The standard adult dose of LOTRIMIN is: Clotrimazole 1% cream or solution applied topically to affected area twice daily for 2-4 weeks. For vaginal tablets: 100 mg intravaginally once daily for 7 days or 500 mg single dose. For troches: 10 mg troche dissolved slowly in mouth five times daily for 14 days.. The standard adult dose of ECOZA is: For vulvovaginal candidiasis: One vaginal suppository (150 mg) inserted intravaginally at bedtime for 3 consecutive days. For cutaneous candidiasis: Apply cream (1%) to affected area twice daily for 2-4 weeks.. Dosing should always be individualized based on indication, renal and hepatic function, age, and other patient factors.
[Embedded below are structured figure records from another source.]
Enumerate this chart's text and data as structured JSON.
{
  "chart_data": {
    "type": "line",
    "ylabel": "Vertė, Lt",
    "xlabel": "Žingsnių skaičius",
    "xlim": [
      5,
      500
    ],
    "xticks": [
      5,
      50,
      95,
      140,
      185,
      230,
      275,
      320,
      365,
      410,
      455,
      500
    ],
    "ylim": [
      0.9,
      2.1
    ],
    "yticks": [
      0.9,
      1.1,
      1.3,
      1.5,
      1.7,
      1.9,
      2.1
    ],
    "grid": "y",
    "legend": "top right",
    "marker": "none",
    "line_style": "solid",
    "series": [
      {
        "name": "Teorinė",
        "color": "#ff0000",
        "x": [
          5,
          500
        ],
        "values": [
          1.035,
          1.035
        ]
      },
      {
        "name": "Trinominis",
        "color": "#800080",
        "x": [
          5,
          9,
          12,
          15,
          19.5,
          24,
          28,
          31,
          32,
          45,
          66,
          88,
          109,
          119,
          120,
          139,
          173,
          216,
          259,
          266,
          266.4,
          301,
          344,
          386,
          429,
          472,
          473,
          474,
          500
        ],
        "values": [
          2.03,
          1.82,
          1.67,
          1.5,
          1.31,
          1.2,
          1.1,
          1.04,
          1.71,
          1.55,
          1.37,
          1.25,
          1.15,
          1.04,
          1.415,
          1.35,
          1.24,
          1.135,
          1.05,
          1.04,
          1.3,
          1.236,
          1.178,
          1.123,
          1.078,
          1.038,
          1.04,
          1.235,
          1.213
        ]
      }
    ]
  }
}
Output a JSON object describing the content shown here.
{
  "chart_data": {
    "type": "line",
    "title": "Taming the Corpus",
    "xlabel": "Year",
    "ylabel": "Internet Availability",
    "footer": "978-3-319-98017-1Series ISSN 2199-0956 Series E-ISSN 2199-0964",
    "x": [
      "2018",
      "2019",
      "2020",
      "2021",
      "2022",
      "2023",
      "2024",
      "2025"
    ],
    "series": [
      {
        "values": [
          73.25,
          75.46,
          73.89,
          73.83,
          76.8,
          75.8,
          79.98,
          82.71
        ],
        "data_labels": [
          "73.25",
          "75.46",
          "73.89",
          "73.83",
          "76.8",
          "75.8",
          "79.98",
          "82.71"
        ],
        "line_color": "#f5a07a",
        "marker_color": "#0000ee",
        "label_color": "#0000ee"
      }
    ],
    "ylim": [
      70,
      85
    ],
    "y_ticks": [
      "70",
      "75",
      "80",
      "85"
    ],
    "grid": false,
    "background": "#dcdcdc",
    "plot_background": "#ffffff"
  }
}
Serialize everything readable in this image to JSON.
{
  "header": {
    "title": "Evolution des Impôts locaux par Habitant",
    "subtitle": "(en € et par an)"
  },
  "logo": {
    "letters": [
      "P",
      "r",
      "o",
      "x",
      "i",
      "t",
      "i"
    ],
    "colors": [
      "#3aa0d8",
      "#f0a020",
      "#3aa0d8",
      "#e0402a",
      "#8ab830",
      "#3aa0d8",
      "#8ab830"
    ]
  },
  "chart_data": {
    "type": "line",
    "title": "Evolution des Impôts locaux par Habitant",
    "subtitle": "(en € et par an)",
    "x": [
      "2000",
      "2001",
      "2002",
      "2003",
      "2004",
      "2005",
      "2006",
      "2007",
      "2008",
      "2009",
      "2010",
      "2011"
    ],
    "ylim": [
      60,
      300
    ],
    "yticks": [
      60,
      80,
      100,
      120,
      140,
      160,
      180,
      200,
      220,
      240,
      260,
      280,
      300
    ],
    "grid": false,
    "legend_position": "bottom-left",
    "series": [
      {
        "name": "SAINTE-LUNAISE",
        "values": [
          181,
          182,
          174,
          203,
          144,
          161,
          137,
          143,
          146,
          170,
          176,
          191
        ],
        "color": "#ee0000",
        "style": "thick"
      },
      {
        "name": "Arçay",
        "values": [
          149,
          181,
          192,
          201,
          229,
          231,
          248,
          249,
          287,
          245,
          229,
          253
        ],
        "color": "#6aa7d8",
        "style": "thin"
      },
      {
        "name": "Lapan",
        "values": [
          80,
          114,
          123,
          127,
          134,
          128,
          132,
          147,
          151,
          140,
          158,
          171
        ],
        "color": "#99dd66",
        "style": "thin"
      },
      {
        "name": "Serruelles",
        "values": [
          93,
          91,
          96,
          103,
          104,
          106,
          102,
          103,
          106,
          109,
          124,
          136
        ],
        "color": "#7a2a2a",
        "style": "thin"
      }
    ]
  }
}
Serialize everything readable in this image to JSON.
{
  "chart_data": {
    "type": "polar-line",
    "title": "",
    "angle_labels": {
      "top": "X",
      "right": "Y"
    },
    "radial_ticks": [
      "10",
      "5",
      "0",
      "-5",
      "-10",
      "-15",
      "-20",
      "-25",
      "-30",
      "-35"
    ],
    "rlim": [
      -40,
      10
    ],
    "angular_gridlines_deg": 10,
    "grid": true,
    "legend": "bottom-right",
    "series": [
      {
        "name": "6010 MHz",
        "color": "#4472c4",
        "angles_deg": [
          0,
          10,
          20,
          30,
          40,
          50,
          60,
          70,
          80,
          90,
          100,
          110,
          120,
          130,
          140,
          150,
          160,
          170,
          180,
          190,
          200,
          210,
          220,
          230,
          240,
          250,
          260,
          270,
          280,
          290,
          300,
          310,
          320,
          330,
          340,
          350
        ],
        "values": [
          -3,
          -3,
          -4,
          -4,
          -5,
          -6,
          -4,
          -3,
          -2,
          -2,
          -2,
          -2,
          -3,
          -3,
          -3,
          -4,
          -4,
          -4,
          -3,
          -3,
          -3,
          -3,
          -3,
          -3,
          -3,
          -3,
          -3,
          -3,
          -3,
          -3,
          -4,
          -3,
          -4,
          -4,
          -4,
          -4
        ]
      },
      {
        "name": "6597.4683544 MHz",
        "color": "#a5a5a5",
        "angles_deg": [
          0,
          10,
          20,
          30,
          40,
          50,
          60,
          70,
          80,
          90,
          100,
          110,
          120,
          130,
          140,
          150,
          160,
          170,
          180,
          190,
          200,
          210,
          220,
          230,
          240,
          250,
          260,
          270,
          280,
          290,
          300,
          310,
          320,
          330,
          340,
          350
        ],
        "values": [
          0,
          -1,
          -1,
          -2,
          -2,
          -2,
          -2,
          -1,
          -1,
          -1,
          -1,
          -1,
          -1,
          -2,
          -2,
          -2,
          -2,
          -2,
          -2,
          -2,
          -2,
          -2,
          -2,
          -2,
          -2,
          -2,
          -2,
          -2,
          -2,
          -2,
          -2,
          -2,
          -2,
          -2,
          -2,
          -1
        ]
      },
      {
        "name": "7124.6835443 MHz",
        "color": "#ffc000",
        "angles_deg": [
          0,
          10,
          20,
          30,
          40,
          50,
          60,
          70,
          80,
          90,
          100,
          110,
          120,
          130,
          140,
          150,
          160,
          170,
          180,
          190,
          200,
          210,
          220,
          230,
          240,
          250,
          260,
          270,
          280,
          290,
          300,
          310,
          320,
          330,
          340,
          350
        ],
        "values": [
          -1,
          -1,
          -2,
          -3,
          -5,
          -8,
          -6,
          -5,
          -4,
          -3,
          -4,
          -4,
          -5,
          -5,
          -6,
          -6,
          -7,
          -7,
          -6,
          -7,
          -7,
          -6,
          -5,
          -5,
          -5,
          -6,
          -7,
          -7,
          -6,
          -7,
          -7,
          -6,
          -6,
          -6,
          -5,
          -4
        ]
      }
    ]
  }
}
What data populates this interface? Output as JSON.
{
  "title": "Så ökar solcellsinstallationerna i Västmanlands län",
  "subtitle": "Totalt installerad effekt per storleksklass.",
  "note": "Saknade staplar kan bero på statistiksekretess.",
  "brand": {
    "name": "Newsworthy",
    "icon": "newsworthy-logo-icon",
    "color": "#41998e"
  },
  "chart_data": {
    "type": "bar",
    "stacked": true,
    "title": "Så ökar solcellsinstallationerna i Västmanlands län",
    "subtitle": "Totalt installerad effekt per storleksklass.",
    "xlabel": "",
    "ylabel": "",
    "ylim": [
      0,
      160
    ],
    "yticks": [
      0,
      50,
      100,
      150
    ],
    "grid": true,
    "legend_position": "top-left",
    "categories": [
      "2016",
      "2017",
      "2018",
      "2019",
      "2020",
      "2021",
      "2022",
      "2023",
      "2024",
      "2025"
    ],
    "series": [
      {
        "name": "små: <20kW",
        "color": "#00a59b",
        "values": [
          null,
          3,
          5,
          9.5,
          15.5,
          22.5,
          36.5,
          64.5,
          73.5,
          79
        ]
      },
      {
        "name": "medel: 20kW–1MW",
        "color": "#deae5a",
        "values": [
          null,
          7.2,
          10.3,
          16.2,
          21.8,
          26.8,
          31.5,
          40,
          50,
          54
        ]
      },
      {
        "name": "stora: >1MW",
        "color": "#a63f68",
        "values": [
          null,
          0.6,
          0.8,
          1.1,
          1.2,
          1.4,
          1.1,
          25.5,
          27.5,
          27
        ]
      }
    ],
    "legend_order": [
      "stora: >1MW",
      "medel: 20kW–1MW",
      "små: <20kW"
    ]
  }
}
No direct drug-drug interaction has been formally documented between LOTRIMIN and ECOZA in current clinical databases. However, individual patient risk factors including other medications, organ function, and comorbidities should always be evaluated by a qualified healthcare provider.
The maternal-fetal safety profiles differ. LOTRIMIN is classified as Category C. Clotrimazole (LOTRIMIN) topical use is not associated with increased risk of major congenital malformations. Systemic absorption is minimal (<0.5% after vaginal or topical applicat. ECOZA is classified as Category C. ECOZA (econazole nitrate) is pregnancy category C. First trimester: no adequate studies; avoid unless benefit outweighs risk. Second/third trimester: minimal absorption after topic. Always consult a maternal-fetal medicine specialist before taking either drug during pregnancy or lactation.